You can do this too. Buy Refurbish Refinance Rent (BRRR) deals are a great example of this. If you refinance a property, the money you get back is debt. That debt is therefore not taxed. You can use that money to re-invest and grow your property portfolio. If you were to sell the property rather than refinance, that would create a capital gain and thus be subject to tax.
2. Debt creates money
Some currency is created by the central bank, but most is actually created by banks lending out money. The Bank of England puts it like this: “Most of the money in the economy is created, not by printing presses at the central bank, but by banks when they provide loans.” They go on to explain, “…if you borrow £100 from the bank, and it credits your account with the amount, ‘new money’ has been created. It didn’t exist until it was credited to your account.” It may be surprising to some, but this is how currency is brought into existence.
Understanding this means realising that the economic system we live in is based on debt. Learning how to use debt within this system is one of the key differences between the rich and the poor. The banks and the system want to lend out money, and those that use this to their advantage build wealth.

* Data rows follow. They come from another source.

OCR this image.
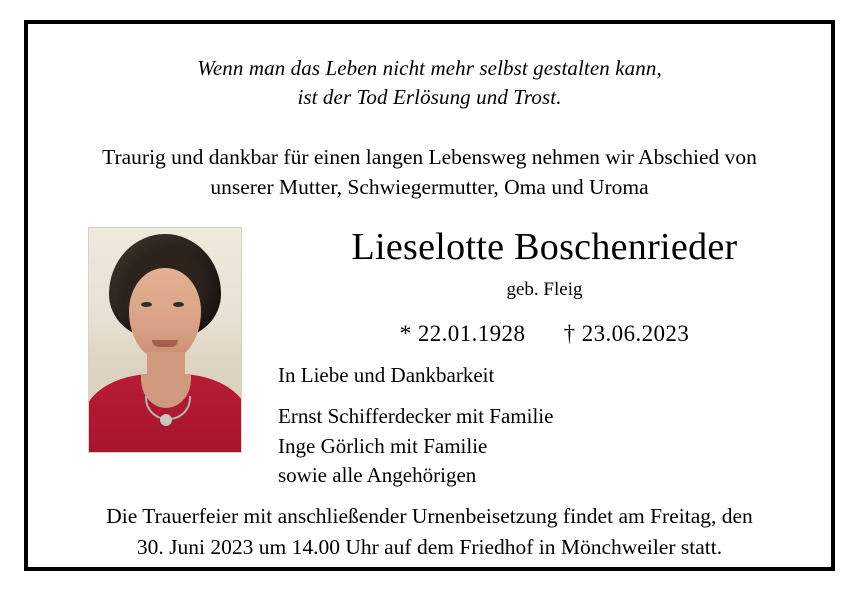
Wenn man das Leben nicht mehr selbst gestalten kann,
ist der Tod Erlösung und Trost.
Traurig und dankbar für einen langen Lebensweg nehmen wir Abschied von
unserer Mutter, Schwiegermutter, Oma und Uroma
Lieselotte Boschenrieder
geb. Fleig
* 22.01.1928 † 23.06.2023
In Liebe und Dankbarkeit
Ernst Schifferdecker mit Familie
Inge Görlich mit Familie
sowie alle Angehörigen
Die Trauerfeier mit anschließender Urnenbeisetzung findet am Freitag, den
30. Juni 2023 um 14.00 Uhr auf dem Friedhof in Mönchweiler statt.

3. The rich buy assets, the poor buy liabilities
Robert Kiyosaki defines an asset as “something that puts money in your pocket” and a liability as “something that takes money out of your pocket”. The mainstream opinion is that the house you live in is an asset, but Kiyosaki disagrees. The house you live in costs you money, it doesn’t give you money. Real estate you rent out, on the other hand, is an asset, as it pays you to own it.
Understanding Kiyosaki’s definition of an asset is key to using debt effectively. If you can use debt to buy assets that pay for themselves and pay you to hold them, you can use this knowledge to become rich. This simple concept has helped many people become extremely wealthy and now you know it too!